George Gershwin – “Rhapsody in Blue” – List/Kunzel/Cincinnati Symphony Orchestra.

Rhapsody in Blue is a 1924 musical composition by American composer George Gershwin for solo piano and jazz band, which combines elements of classical music with jazz-influenced effects.

Commissioned by bandleader Paul Whiteman, the composition was orchestrated by Ferde Grofé several times, including the original 1924 scoring, “theater orchestra” setting published in 1926, and the symphony orchestra scoring published in 1942, though completed earlier. The piece received its premiere in the concert, An Experiment in Modern Music, which was held on February 12, 1924, in Aeolian Hall, New York, by Whiteman and his band with Gershwin playing the piano.

The editors of the Cambridge Music Handbooks opined that “The Rhapsody in Blue (1924) established Gershwin’s reputation as a serious composer and has since become one of the most popular of all American concert works.

For more information on Gershwin’s, “Rhapsody in Blue”, please go to: http://en.wikipedia.org/wiki/Rhapsody_in_Blue

GEORGE GERSHWIN.
George Gershwin (September 26, 1898 – July 11, 1937) was an American composer and pianist. Gershwin’s compositions spanned both popular and classical genres, and his most popular melodies are widely known. Among his best-known works are the orchestral compositions Rhapsody in Blue (1924) and An American in Paris (1928) as well as the opera Porgy and Bess (1935).

Gershwin studied piano under Charles Hambitzer and composition with Rubin Goldmark and Henry Cowell. He began his career as a song plugger, but soon started composing Broadway theatre works with his brother Ira Gershwin, and Buddy DeSylva. He moved to Paris to study with Nadia Boulanger, where he began to compose An American in Paris. After returning to New York City, he wrote Porgy and Bess with Ira and the author DuBose Heyward.
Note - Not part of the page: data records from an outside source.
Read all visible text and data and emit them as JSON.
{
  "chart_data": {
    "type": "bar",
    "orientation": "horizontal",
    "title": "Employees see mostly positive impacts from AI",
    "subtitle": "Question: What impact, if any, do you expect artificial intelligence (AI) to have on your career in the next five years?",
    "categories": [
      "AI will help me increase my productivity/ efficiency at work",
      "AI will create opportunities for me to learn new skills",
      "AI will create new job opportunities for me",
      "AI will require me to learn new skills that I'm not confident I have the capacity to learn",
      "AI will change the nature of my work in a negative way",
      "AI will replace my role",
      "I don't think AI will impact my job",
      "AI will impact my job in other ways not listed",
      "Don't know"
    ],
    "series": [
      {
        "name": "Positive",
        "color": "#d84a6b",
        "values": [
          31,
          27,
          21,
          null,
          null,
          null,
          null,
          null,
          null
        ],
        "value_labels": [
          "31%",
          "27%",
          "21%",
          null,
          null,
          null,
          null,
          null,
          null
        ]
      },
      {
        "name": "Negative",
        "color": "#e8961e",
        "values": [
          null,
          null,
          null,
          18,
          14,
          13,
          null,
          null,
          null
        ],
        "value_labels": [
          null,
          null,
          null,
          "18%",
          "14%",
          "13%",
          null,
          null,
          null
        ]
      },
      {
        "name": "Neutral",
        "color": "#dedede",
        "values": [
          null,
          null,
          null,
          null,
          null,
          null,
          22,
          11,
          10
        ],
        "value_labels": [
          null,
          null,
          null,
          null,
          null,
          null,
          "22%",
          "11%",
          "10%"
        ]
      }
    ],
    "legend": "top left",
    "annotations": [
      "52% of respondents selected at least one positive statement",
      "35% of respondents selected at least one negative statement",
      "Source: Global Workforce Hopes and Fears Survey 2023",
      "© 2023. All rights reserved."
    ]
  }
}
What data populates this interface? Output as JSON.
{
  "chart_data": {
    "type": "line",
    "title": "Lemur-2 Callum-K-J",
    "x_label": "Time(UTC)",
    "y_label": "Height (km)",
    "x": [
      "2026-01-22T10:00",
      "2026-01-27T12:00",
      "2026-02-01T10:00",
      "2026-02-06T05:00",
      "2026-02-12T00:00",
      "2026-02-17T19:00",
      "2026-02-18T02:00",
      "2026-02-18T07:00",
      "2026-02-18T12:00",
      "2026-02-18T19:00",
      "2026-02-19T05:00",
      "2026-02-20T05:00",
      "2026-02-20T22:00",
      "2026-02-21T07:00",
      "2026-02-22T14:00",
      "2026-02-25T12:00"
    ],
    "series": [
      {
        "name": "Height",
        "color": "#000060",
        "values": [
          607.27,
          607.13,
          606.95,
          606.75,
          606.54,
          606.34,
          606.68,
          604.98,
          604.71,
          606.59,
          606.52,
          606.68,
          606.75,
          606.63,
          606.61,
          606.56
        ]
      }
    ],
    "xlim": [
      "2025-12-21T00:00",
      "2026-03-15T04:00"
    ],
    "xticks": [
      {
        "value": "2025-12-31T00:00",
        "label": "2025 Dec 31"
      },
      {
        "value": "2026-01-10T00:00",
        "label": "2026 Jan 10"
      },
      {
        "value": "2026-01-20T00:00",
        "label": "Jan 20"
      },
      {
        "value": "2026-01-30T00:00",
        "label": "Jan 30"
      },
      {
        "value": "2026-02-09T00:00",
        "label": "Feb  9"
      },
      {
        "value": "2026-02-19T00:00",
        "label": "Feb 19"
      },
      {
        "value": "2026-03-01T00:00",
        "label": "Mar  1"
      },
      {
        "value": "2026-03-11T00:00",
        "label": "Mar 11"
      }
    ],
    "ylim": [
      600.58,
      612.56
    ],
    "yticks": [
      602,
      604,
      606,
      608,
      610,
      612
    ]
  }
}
Initially a commercial failure, Porgy and Bess is now considered one of the most important American operas of the twentieth century.

Gershwin moved to Hollywood and composed numerous film scores until his death in 1937 from a brain tumor.

Gershwin’s compositions have been adapted for use in many films and for television, and several became jazz standards recorded in many variations. Many celebrated singers and musicians have covered his songs.

For more information on George Gershwin, please go to: http://en.wikipedia.org/wiki/George_Gershwin
Official Home page of George and Ira Gershwin: http://gershwin.com/

ERICH KUNZEL.
Erich Kunzel, Jr. (March 21, 1935 – September 1, 2009) was an American orchestra conductor. Called the “Prince of Pops” by the Chicago Tribune, he performed with a number of leading pops and symphony orchestras, especially the Cincinnati Pops Orchestra (CPO), which he led for 32 years.

For more information on Erich Kunzel, please go to: http://en.wikipedia.org/wiki/Erich_Kunzel

EUGENE LIST — Pianist.
Eugene List was born in Philadelphia, Pennsylvania. He spent his formative years in Los Angeles, where his father Louis List (originally Lisnitzer) was a language teacher in the Los Angeles Unified School District and his mother, Rose, a pharmacist. Louis Lisnitzer had immigrated to America from Odessa, Russia and settled in Philadelphia, where he met and married Rose, whose family had also come from the same region. In 1937, Louis decided officially to change his name and that of his family to “List”. The family soon relocated to California.

Showing early musical talent, young Eugene studied with Julius V. Seyler who soon proclaimed him a prodigy. His striking musical gifts were obvious. In 1929, at the age of 12, he performed with the Los Angeles Philharmonic under Artur Rodziński, playing Beethoven’s 3rd Piano Concerto. Rodziński recommended that he go to Philadelphia to study with the renowned teacher Olga Samaroff. In 1932 she accepted young List with great enthusiasm. Too young for the Juilliard School, List first studied at the Philadelphia Conservatory under Samaroff’s tutelage, transferring a few years later to Juilliard in New York.

During his second year with Madam Samaroff at Philadelphia (1934), List entered and won Philadelphia’s annual piano competition, giving him the opportunity to perform with Philadelphia’s celebrated orchestra. Although he had planned to perform the Schumann Piano Concerto in A minor, List was given the most stunning challenge of his career. Six weeks before the scheduled concert, Leopold Stokowski asked him to play the premiere of Piano Concerto No. 1 by Dmitri Shostakovich that he had just received from the Soviet Union. List accepted the challenge and learned the new concerto within the six-week time frame.